Facebook ‘deactivation’ does not equal ‘cancellation’

If you value your privacy, you may have decided to cancel your Facebook account. You may even think you’ve already done that by deactivating your account. If so, you’d be mistaken.

It’s fairly easy to go to Facebook and “deactivate” your account. Probably because doing so doesn’t actually delete your information. It only removes your page from public view. All your info is still there, waiting to be reactivated and still accessible to Facebook for their use or abuse.
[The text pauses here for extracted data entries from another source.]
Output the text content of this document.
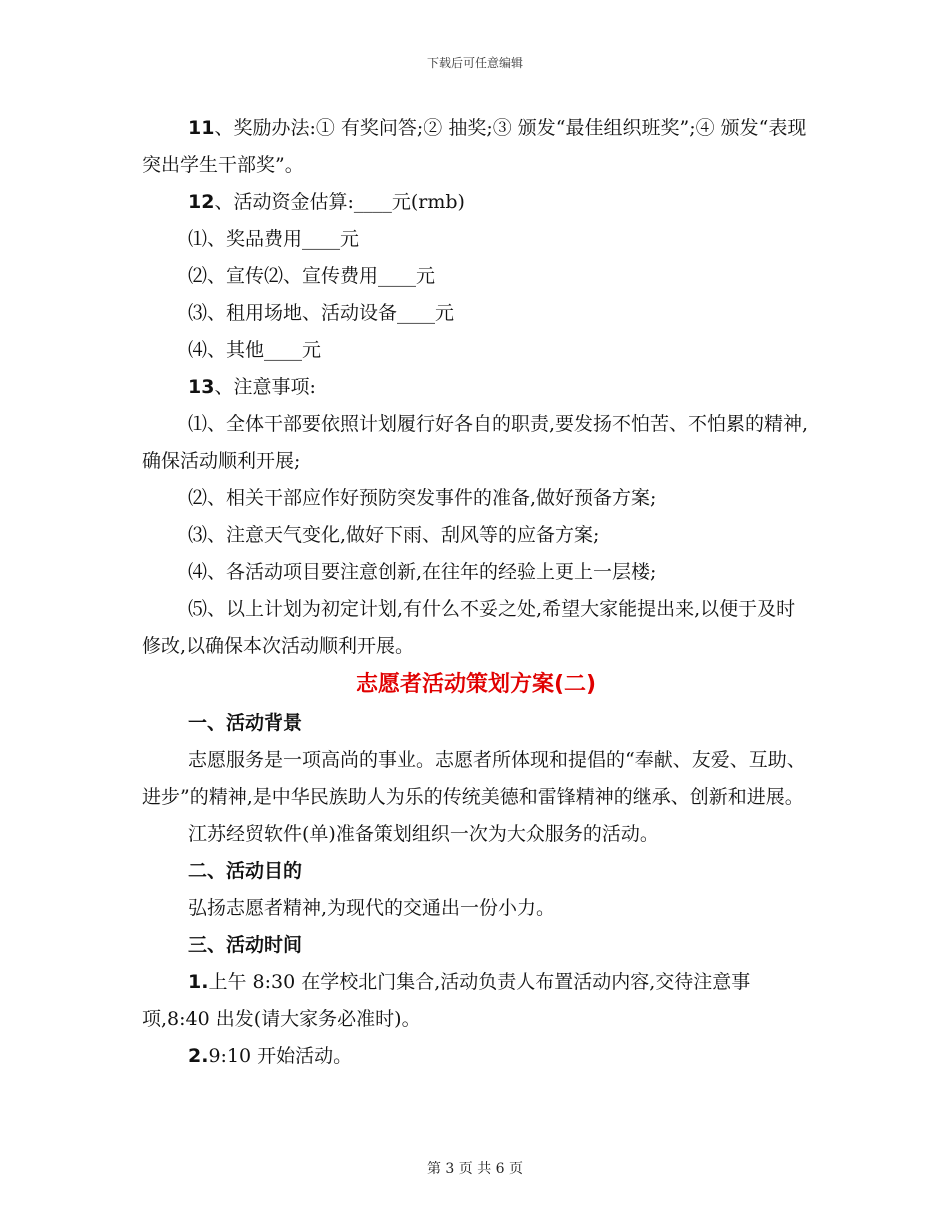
下载后可任意编辑

11、奖励办法:① 有奖问答;② 抽奖;③ 颁发“最佳组织班奖”;④ 颁发“表现突出学生干部奖”。

12、活动资金估算:____元(rmb)

⑴、奖品费用____元

⑵、宣传⑵、宣传费用____元

⑶、租用场地、活动设备____元

⑷、其他____元

13、注意事项:

⑴、全体干部要依照计划履行好各自的职责,要发扬不怕苦、不怕累的精神,确保活动顺利开展;

⑵、相关干部应作好预防突发事件的准备,做好预备方案;

⑶、注意天气变化,做好下雨、刮风等的应备方案;

⑷、各活动项目要注意创新,在往年的经验上更上一层楼;

⑸、以上计划为初定计划,有什么不妥之处,希望大家能提出来,以便于及时修改,以确保本次活动顺利开展。

志愿者活动策划方案(二)

一、活动背景

志愿服务是一项高尚的事业。志愿者所体现和提倡的“奉献、友爱、互助、进步”的精神,是中华民族助人为乐的传统美德和雷锋精神的继承、创新和进展。

江苏经贸软件(单)准备策划组织一次为大众服务的活动。

二、活动目的

弘扬志愿者精神,为现代的交通出一份小力。

三、活动时间

1.上午 8:30 在学校北门集合,活动负责人布置活动内容,交待注意事项,8:40 出发(请大家务必准时)。

2.9:10 开始活动。

第 3 页 共 6 页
To actually remove your information, you must “cancel” your account.  (Beats me why anyone would want to deactivate an account; I’ll bet everyone who’s done so thought they were deleting/canceling their account.)

For obvious reasons, Facebook doesn’t make the cancellation option obvious. In fact, I was unable to find it when I decided to cancel my rarely used account. It can be done though, as explained at WikiHow. Thought you might like to know.

Thanks to Adrian Perez over at Primevector for the tip.

5 thoughts on “Facebook ‘deactivation’ does not equal ‘cancellation’

  1. Worth knowing. I’ve never had a Facebook account, and have no desire to get one, but my 15 year old does, and sometimes I feel like deleting her whole account! The whole concept of sharing every tiny detail with a group of strangers seems dangerous to me.
    The only reason I opened an account was to be able to see a page from a popular nature webcam I’ve been following. With yet another flap about Facebook and privacy, I decided it just wasn’t worth the risk.

  2. I’m still okay with FB but may be looking to ‘cancel’ in the near future.
    Great idea but the amount of info shared scares me.